When abasic sites occur in double-stranded DNA, they are rapidly repaired by a pathway called base excision repair. But there was no known mechanism to repair abasic sites that occur in single-stranded DNA. The new findings demonstrate that HMCES fills this role. It binds to the abasic site and protects it from being incorrectly

repaired by a “bypass” polymerase that puts in a random base to keep replication going, with the potential of causing mutations.

Cells missing the HMCES protein accumulate DNA damage, are hypersensitive to DNA-damaging agents that cause abasic sites and have increased genetic instability.

 

Cancer treatment and prevention

A defect in the HMCES repair pathway may or may not contribute to cancer.

“We may never target HMCES,” Cortez said. “But discovering these potential vulnerabilities helps us even if we never target this particular DNA pathway. The more we learn about DNA repair, the more genes we discover, the more we can screen patients and ask: do they have defects in these genes?”

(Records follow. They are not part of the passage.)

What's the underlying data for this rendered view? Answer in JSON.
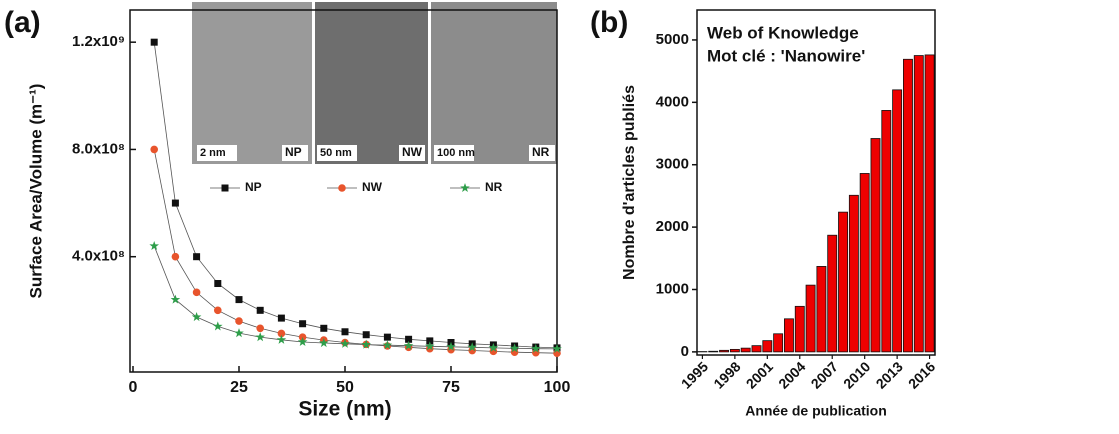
{
  "chart_data": [
    {
      "type": "line",
      "panel_label": "(a)",
      "x_label": "Size (nm)",
      "y_label": "Surface Area/Volume (m⁻¹)",
      "xlim": [
        0,
        100
      ],
      "xticks": [
        0,
        25,
        50,
        75,
        100
      ],
      "ylim": [
        -30000000,
        1320000000
      ],
      "yticks": [
        {
          "value": 400000000,
          "label": "4.0x10⁸"
        },
        {
          "value": 800000000,
          "label": "8.0x10⁸"
        },
        {
          "value": 1200000000,
          "label": "1.2x10⁹"
        }
      ],
      "inset_labels": [
        "2 nm",
        "NP",
        "50 nm",
        "NW",
        "100 nm",
        "NR"
      ],
      "x": [
        5,
        10,
        15,
        20,
        25,
        30,
        35,
        40,
        45,
        50,
        55,
        60,
        65,
        70,
        75,
        80,
        85,
        90,
        95,
        100
      ],
      "series": [
        {
          "name": "NP",
          "color": "#111111",
          "marker": "square",
          "values": [
            1200000000,
            600000000,
            400000000,
            300000000,
            240000000,
            200000000,
            171000000,
            150000000,
            133000000,
            120000000,
            109000000,
            100000000,
            92000000,
            86000000,
            80000000,
            75000000,
            71000000,
            67000000,
            63000000,
            60000000
          ]
        },
        {
          "name": "NW",
          "color": "#e8542c",
          "marker": "circle",
          "values": [
            800000000,
            400000000,
            267000000,
            200000000,
            160000000,
            133000000,
            114000000,
            100000000,
            89000000,
            80000000,
            73000000,
            67000000,
            62000000,
            57000000,
            53000000,
            50000000,
            47000000,
            44000000,
            42000000,
            40000000
          ]
        },
        {
          "name": "NR",
          "color": "#2e9e4a",
          "marker": "star",
          "values": [
            440000000,
            240000000,
            175000000,
            140000000,
            115000000,
            100000000,
            90000000,
            82000000,
            78000000,
            75000000,
            72000000,
            70000000,
            68000000,
            66000000,
            64000000,
            62000000,
            60000000,
            58000000,
            57000000,
            56000000
          ]
        }
      ]
    },
    {
      "type": "bar",
      "panel_label": "(b)",
      "x_label": "Année de publication",
      "y_label": "Nombre d'articles publiés",
      "annotations": [
        "Web of Knowledge",
        "Mot clé : 'Nanowire'"
      ],
      "categories": [
        "1995",
        null,
        null,
        "1998",
        null,
        null,
        "2001",
        null,
        null,
        "2004",
        null,
        null,
        "2007",
        null,
        null,
        "2010",
        null,
        null,
        "2013",
        null,
        null,
        "2016"
      ],
      "values": [
        5,
        10,
        25,
        40,
        60,
        100,
        180,
        290,
        530,
        730,
        1070,
        1370,
        1870,
        2240,
        2510,
        2860,
        3420,
        3870,
        4200,
        4690,
        4750,
        4760
      ],
      "color": "#ee0000",
      "ylim": [
        -50,
        5480
      ],
      "yticks": [
        0,
        1000,
        2000,
        3000,
        4000,
        5000
      ]
    }
  ]
}
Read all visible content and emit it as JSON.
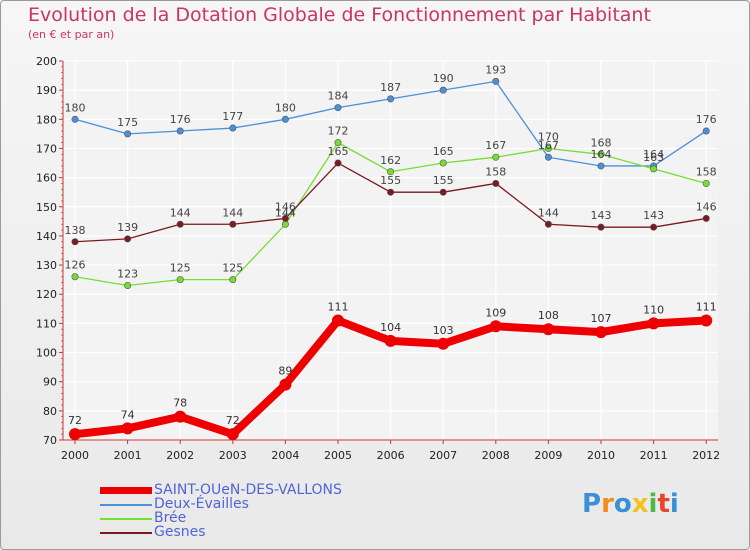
{
  "title": "Evolution de la Dotation Globale de Fonctionnement par Habitant",
  "subtitle": "(en € et par an)",
  "logo_text": "Proxiti",
  "chart_data": {
    "type": "line",
    "x": [
      "2000",
      "2001",
      "2002",
      "2003",
      "2004",
      "2005",
      "2006",
      "2007",
      "2008",
      "2009",
      "2010",
      "2011",
      "2012"
    ],
    "ylim": [
      70,
      200
    ],
    "yticks": [
      70,
      80,
      90,
      100,
      110,
      120,
      130,
      140,
      150,
      160,
      170,
      180,
      190,
      200
    ],
    "grid": true,
    "series": [
      {
        "name": "SAINT-OUeN-DES-VALLONS",
        "color": "#ee0000",
        "values": [
          72,
          74,
          78,
          72,
          89,
          111,
          104,
          103,
          109,
          108,
          107,
          110,
          111
        ]
      },
      {
        "name": "Deux-Évailles",
        "color": "#4a90d9",
        "values": [
          180,
          175,
          176,
          177,
          180,
          184,
          187,
          190,
          193,
          167,
          164,
          164,
          176
        ]
      },
      {
        "name": "Brée",
        "color": "#77dd33",
        "values": [
          126,
          123,
          125,
          125,
          144,
          172,
          162,
          165,
          167,
          170,
          168,
          163,
          158
        ]
      },
      {
        "name": "Gesnes",
        "color": "#7a1a22",
        "values": [
          138,
          139,
          144,
          144,
          146,
          165,
          155,
          155,
          158,
          144,
          143,
          143,
          146
        ]
      }
    ],
    "data_labels": [
      [
        "72",
        "74",
        "78",
        "72",
        "89",
        "111",
        "104",
        "103",
        "109",
        "108",
        "107",
        "110",
        "111"
      ],
      [
        "180",
        "175",
        "176",
        "177",
        "180",
        "184",
        "187",
        "190",
        "193",
        "167",
        "164",
        "164",
        "176"
      ],
      [
        "126",
        "123",
        "125",
        "125",
        "144",
        "172",
        "162",
        "165",
        "167",
        "170",
        "168",
        "163",
        "158"
      ],
      [
        "138",
        "139",
        "144",
        "144",
        "146",
        "165",
        "155",
        "155",
        "158",
        "144",
        "143",
        "143",
        "146"
      ]
    ]
  }
}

At National Cancer Institute-designated Comprehensive Cancer Centers like Vanderbilt-Ingram Cancer Center, patients with cancer can be screened for the most common DNA repair pathway defects. And it’s becoming increasingly possible to sequence DNA from tumors to fully characterize the mutations that exist.

A current goal, Cortez said, is to expand existing treatments to new repair defects.

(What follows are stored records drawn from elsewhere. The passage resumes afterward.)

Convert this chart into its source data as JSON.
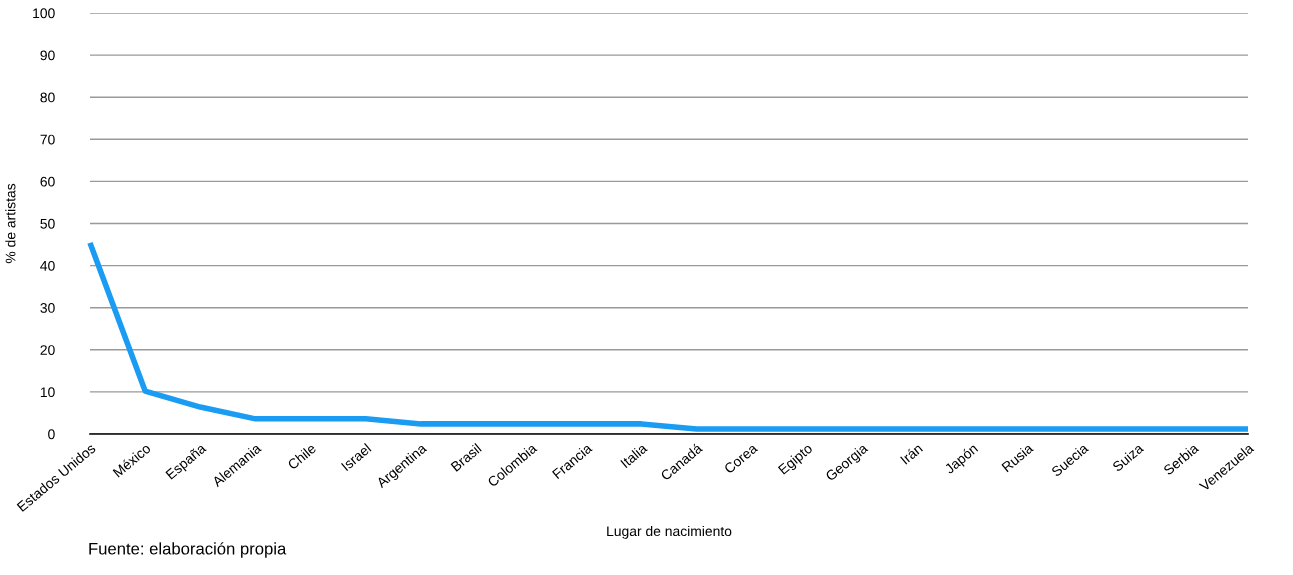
{
  "chart_data": {
    "type": "line",
    "xlabel": "Lugar de nacimiento",
    "ylabel": "% de artistas",
    "categories": [
      "Estados Unidos",
      "México",
      "España",
      "Alemania",
      "Chile",
      "Israel",
      "Argentina",
      "Brasil",
      "Colombia",
      "Francia",
      "Italia",
      "Canadá",
      "Corea",
      "Egipto",
      "Georgia",
      "Irán",
      "Japón",
      "Rusia",
      "Suecia",
      "Suiza",
      "Serbia",
      "Venezuela"
    ],
    "series": [
      {
        "color": "#1a9cf2",
        "values": [
          45.4,
          10.2,
          6.4,
          3.6,
          3.6,
          3.6,
          2.4,
          2.4,
          2.4,
          2.4,
          2.4,
          1.2,
          1.2,
          1.2,
          1.2,
          1.2,
          1.2,
          1.2,
          1.2,
          1.2,
          1.2,
          1.2
        ]
      }
    ],
    "ylim": [
      0,
      100
    ],
    "yticks": [
      0,
      10,
      20,
      30,
      40,
      50,
      60,
      70,
      80,
      90,
      100
    ],
    "grid": "y",
    "marker": "none",
    "line_style": "solid",
    "annotations": [
      "Fuente: elaboración propia"
    ]
  }
}
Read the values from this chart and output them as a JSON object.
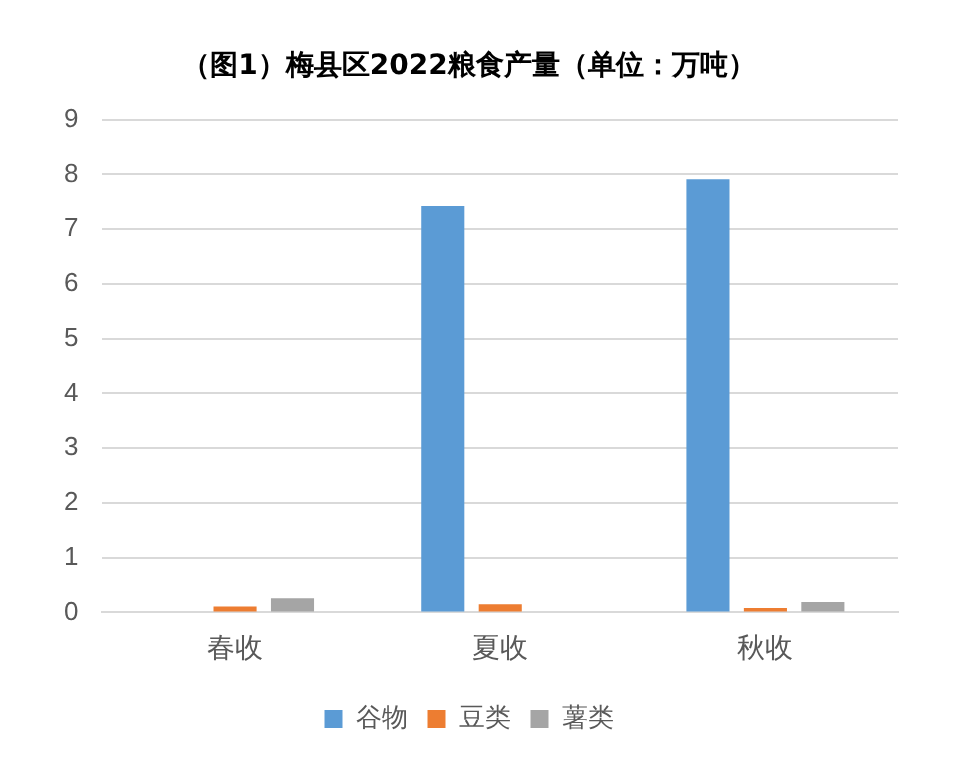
{
  "chart_data": {
    "type": "bar",
    "title": "（图1）梅县区2022粮食产量（单位：万吨）",
    "categories": [
      "春收",
      "夏收",
      "秋收"
    ],
    "series": [
      {
        "name": "谷物",
        "color": "#5b9bd5",
        "values": [
          null,
          7.42,
          7.91
        ]
      },
      {
        "name": "豆类",
        "color": "#ed7d31",
        "values": [
          0.11,
          0.15,
          0.08
        ]
      },
      {
        "name": "薯类",
        "color": "#a5a5a5",
        "values": [
          0.26,
          null,
          0.19
        ]
      }
    ],
    "ylim": [
      0,
      9
    ],
    "yticks": [
      0,
      1,
      2,
      3,
      4,
      5,
      6,
      7,
      8,
      9
    ],
    "grid": "y",
    "legend": "bottom"
  }
}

For example, olaparib and other PARP inhibitors that are currently used for BRCA-deficient tumors might be effective for tumors with defects in the same repair pathway.

“There are not just two genes in that double-strand break repair pathway; there are probably 25 or more,” Cortez said. “So, if a clinician finds out a patient’s tumor has a mutation in one of the other 23 genes, the question is: should they use olaparib? We don’t know yet, but the feeling is that it should work because it’s the same pathway.”

Patients with defects in a different DNA repair pathway (mismatch repair) appear to be more sensitive to immunotherapies. The tumors generate new proteins that are recognized by the immune system, so strategies that unleash the immune response are successful in killing mismatch repair-defective cancers, Cortez said.

DNA repair-targeted medications might even be useful as cancer-prevention treatments one day. Scientists are currently debating whether to test olaparib as a cancer prevention agent for people with BRCA1 or BRCA2 mutations.

“Wouldn’t that be great … if we knew you had an inherited mutation in repair pathway X, and we had a drug you could take to lower your cancer risk back down to a normal risk level?” Cortez said. “I think it is possible. In fact, 25 years from now, I bet that’s happening. Maybe even sooner.”